Late one evening, a full blood count was received on a full term neonate who had just been delivered by caesarean section. The clinical notes read ‘pallor’. The results from the analyser were as follows:
Hb 64 g/L, MCV 118.9 fL, reticulocyte count 13.4 % (254 x 10⁹/L), WBC 16.2 x 10⁹/L and platelets 278 x 10⁹/L.
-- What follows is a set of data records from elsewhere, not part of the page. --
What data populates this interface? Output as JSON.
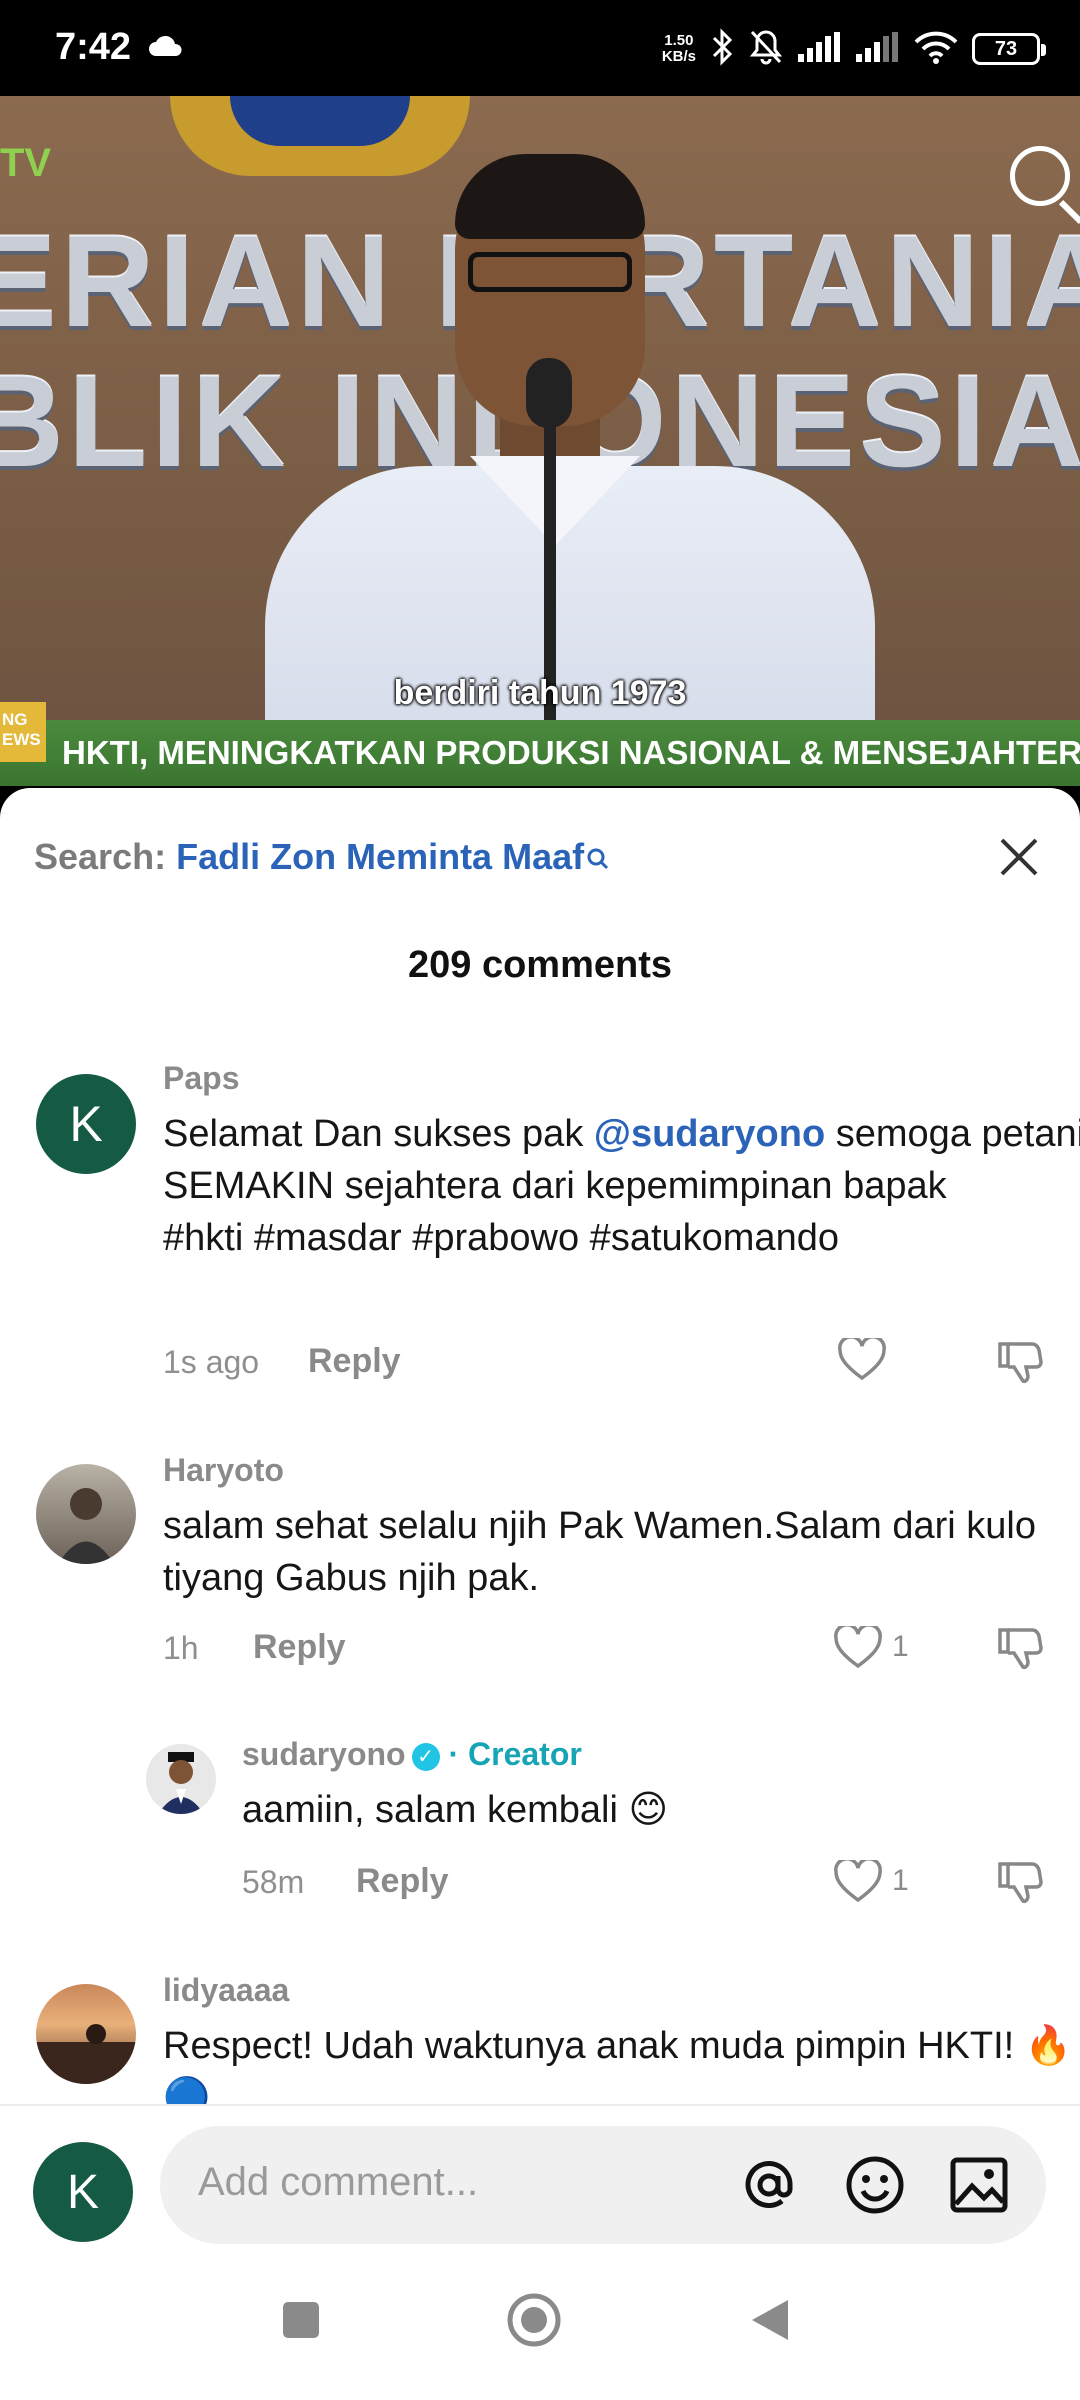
{
  "status_bar": {
    "time": "7:42",
    "net_speed_value": "1.50",
    "net_speed_unit": "KB/s",
    "battery": "73"
  },
  "video": {
    "wall_line1": "ERIAN PERTANIA",
    "wall_line2": "BLIK INDONESIA",
    "tv_logo": "TV",
    "subtitle": "berdiri tahun 1973",
    "ticker_tag_line1": "NG",
    "ticker_tag_line2": "EWS",
    "ticker": "HKTI, MENINGKATKAN PRODUKSI NASIONAL & MENSEJAHTERAKAN PET"
  },
  "sheet": {
    "search_prefix": "Search: ",
    "search_query": "Fadli Zon Meminta Maaf",
    "comment_count": "209 comments"
  },
  "comments": [
    {
      "avatar_letter": "K",
      "username": "Paps",
      "text_before": "Selamat Dan sukses pak ",
      "mention": "@sudaryono",
      "text_after": " semoga petani SEMAKIN sejahtera dari kepemimpinan bapak",
      "hashtags": "#hkti #masdar #prabowo #satukomando",
      "time": "1s ago",
      "reply": "Reply",
      "likes": ""
    },
    {
      "username": "Haryoto",
      "text": "salam sehat selalu njih Pak Wamen.Salam dari kulo tiyang Gabus njih pak.",
      "time": "1h",
      "reply": "Reply",
      "likes": "1"
    },
    {
      "username": "sudaryono",
      "creator_label": "Creator",
      "separator": "·",
      "text": "aamiin, salam kembali 😊",
      "time": "58m",
      "reply": "Reply",
      "likes": "1"
    },
    {
      "username": "lidyaaaa",
      "text": "Respect! Udah waktunya anak muda pimpin HKTI! 🔥🔵"
    }
  ],
  "composer": {
    "avatar_letter": "K",
    "placeholder": "Add comment..."
  },
  "icons": [
    "cloud-icon",
    "bluetooth-icon",
    "mute-icon",
    "signal-icon",
    "wifi-icon",
    "search-icon",
    "close-icon",
    "heart-icon",
    "dislike-icon",
    "at-icon",
    "emoji-icon",
    "image-icon",
    "nav-recents-icon",
    "nav-home-icon",
    "nav-back-icon"
  ],
  "colors": {
    "link_blue": "#2a63b8",
    "creator_teal": "#17a5b5",
    "avatar_green": "#145a44",
    "ticker_green": "#3a7530"
  }
}
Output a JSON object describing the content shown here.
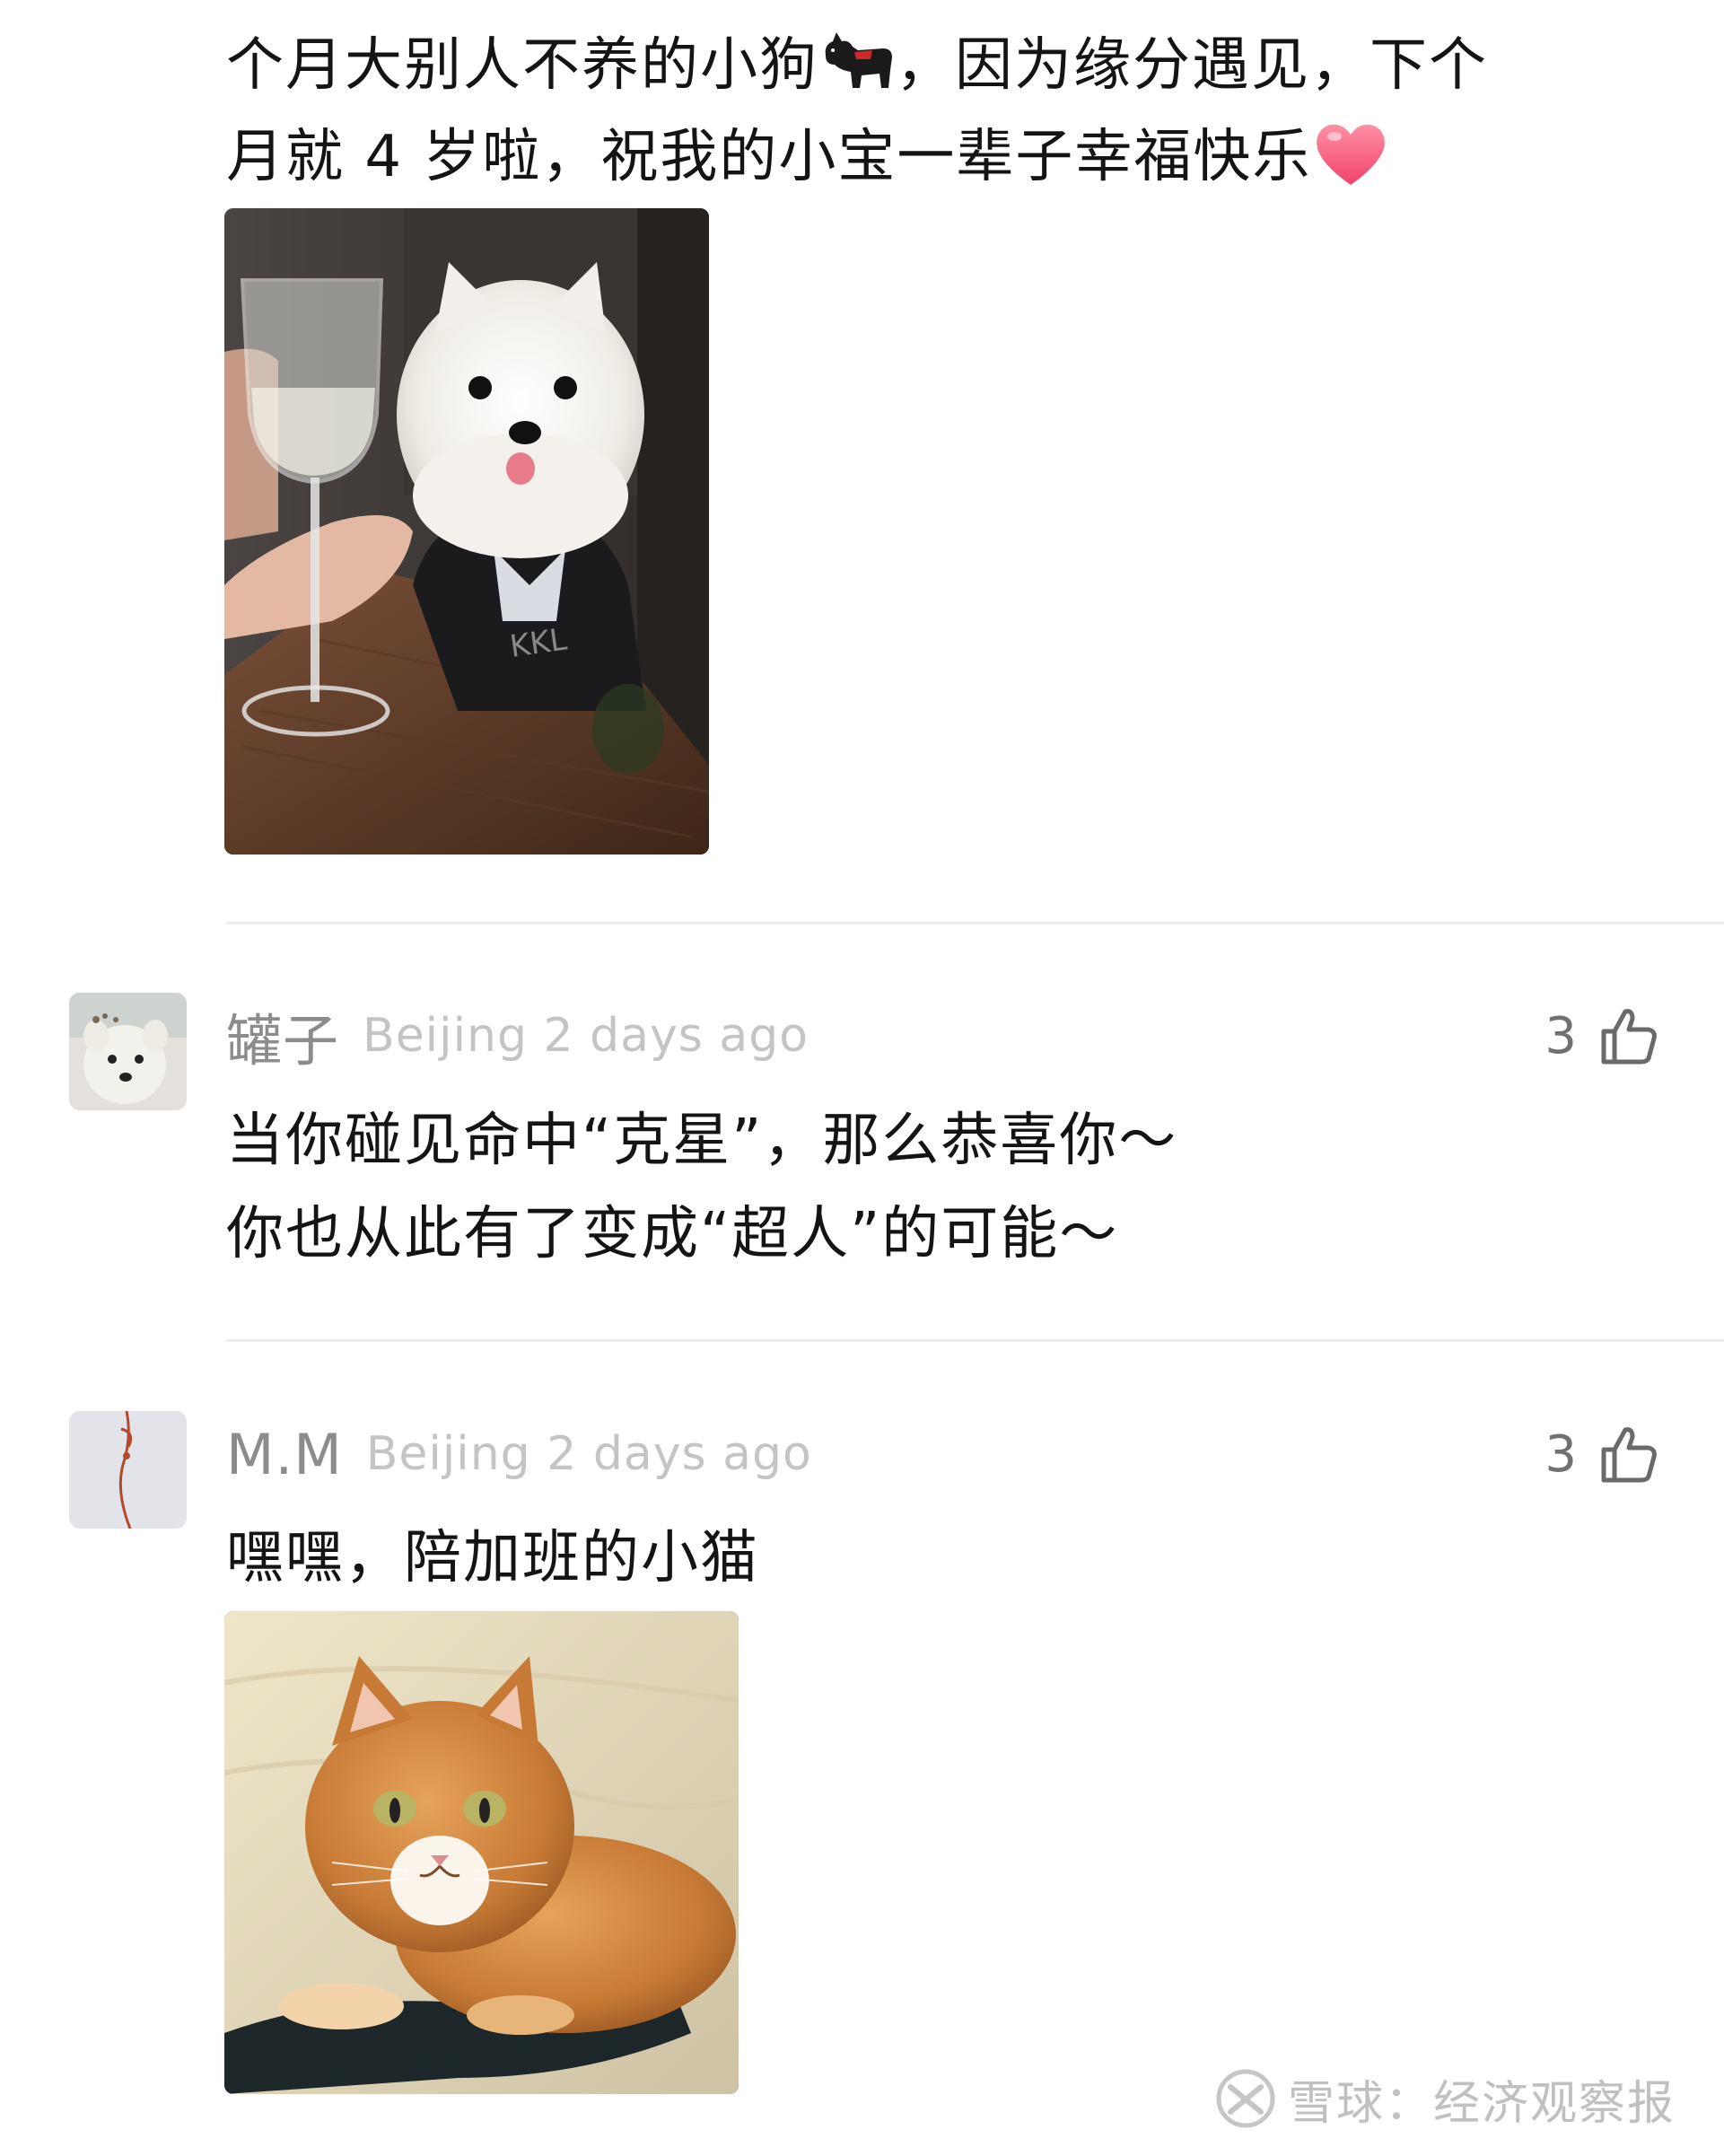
{
  "post": {
    "text_line1_a": "个月大别人不养的小狗",
    "text_line1_b": "，因为缘分遇见，下个",
    "text_line2": "月就 4 岁啦，祝我的小宝一辈子幸福快乐",
    "dog_emoji": "dog-emoji",
    "heart_emoji": "heart-emoji"
  },
  "comments": [
    {
      "name": "罐子",
      "meta": "Beijing 2 days ago",
      "likes": "3",
      "lines": [
        "当你碰见命中“克星”，那么恭喜你～",
        "你也从此有了变成“超人”的可能～"
      ],
      "avatar": "dog-avatar"
    },
    {
      "name": "M.M",
      "meta": "Beijing 2 days ago",
      "likes": "3",
      "lines": [
        "嘿嘿，陪加班的小猫"
      ],
      "avatar": "thread-avatar"
    }
  ],
  "icons": {
    "like": "thumbs-up-icon",
    "logo": "snowball-logo-icon"
  },
  "watermark": {
    "text": "雪球：经济观察报"
  },
  "colors": {
    "text": "#141414",
    "name": "#8c8c8c",
    "meta": "#c4c4c4",
    "divider": "#ececec",
    "heart": "#ff5a7a",
    "watermark": "#c0c0c0"
  }
}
A Hb result of 64 g/L is abnormally low for a newborn neonate; the normal range being 121 – 191 g/L in the above laboratory. A repeat specimen was requested. The Hb was now 60 g/L, confirming the initial result. Whilst the blood film was being stained a direct antiglobulin test (DAT) was performed with a negative result. Both the infant and mother were group O positive and an antibody screen performed on the mother was negative. The total bilirubin was 140 umol/L, NR (0-150 umol/L).

The infant was transfused with two units of packed cells.

The blood film revealed a nucleated red cell count (NRBC) of 674 NRBCs / 100 WBCs. The normal range being 1-25 NRBCs / 100 WBCs. The blood film image (x 400) demonstrates the markedly increased number of red cell precursors while the blood film images (x 1000) demonstrate marked dyserythropoiesis. Note the nuclear budding and cytoplasmic bridging, classical features of dysplasia.

A differential diagnosis on this infant would include a fetomaternal bleed or less probably Congenital Dyserythropoietic Anaemia (CDA). A Kleihauer test was performed on the mother to check for a fetomaternal bleed. The Kleihauer test was positive; the presence of 3.84 % fetal cells translated to a transplacental haemorrhage of 95.84 mls. Hence the initial diagnosis of a fetomaternal bleed was confirmed.

Some degree of fetomaternal transfusion occurs in approximately 50% of all pregnancies. The most frequently observed causes of occult haemorrhage prior to birth include abdominal or multiple trauma, amniocentesis in the third trimester, post external cephalic version, placental tumours and spontaneous haemorrhages. Haemoglobin values as low as 30 to 60 g/L have been recorded in infants who were born alive and survived.

The clinical manifestations of a fetomaternal haemorrhage depend on the rapidity with which it has occurred. If the haemorrhage has been prolonged, giving the fetus the opportunity to compensate for the anaemia, the infant may manifest only pallor at birth. However, if the haemorrhage is acute, the infant may be pale and sluggish, have gasping respirations and manifest signs of circulatory shock.

The blood film may also be informative. In an acute haemorrhage, the red cells are normochromic normocytic whereas in a more prolonged fetomaternal haemorrhage the red cells may be microcytic and hypochromic. Note that the NRBCs in this case exhibited ragged cytoplasm, a feature seen in iron deficiency. The MCV on this neonate was slightly raised at 118.9 fL, NR (101-117 fL). This was secondary to the significantly raised reticulocyte count of 13.4 % NR (4-7 %). In anaemia secondary to a fetomaternal haemorrhage the DAT test is negative and the infants are not jaundiced. The presence of a very high NRBC count is an index of fetal stress.

The diagnosis of a fetomaternal haemorrhage can be made with certainty by demonstrating the presence of fetal cells in the maternal circulation. This is done by performing the Kleihauer-Betke test. The Kleihauer image above demonstrates the presence of acid-resistant fetal red cells on a background of acid sensitive adult red cells that appear as ghost cells. Note that the Kleihauer-Betke method has been replaced by a flow cytometry test for the estimation of HbF in many laboratories.

The infant in this update maintained a stable haemoglobin post transfusion hence a potential diagnosis of CDA was not pursued. Mother and infant went home several days after confinement.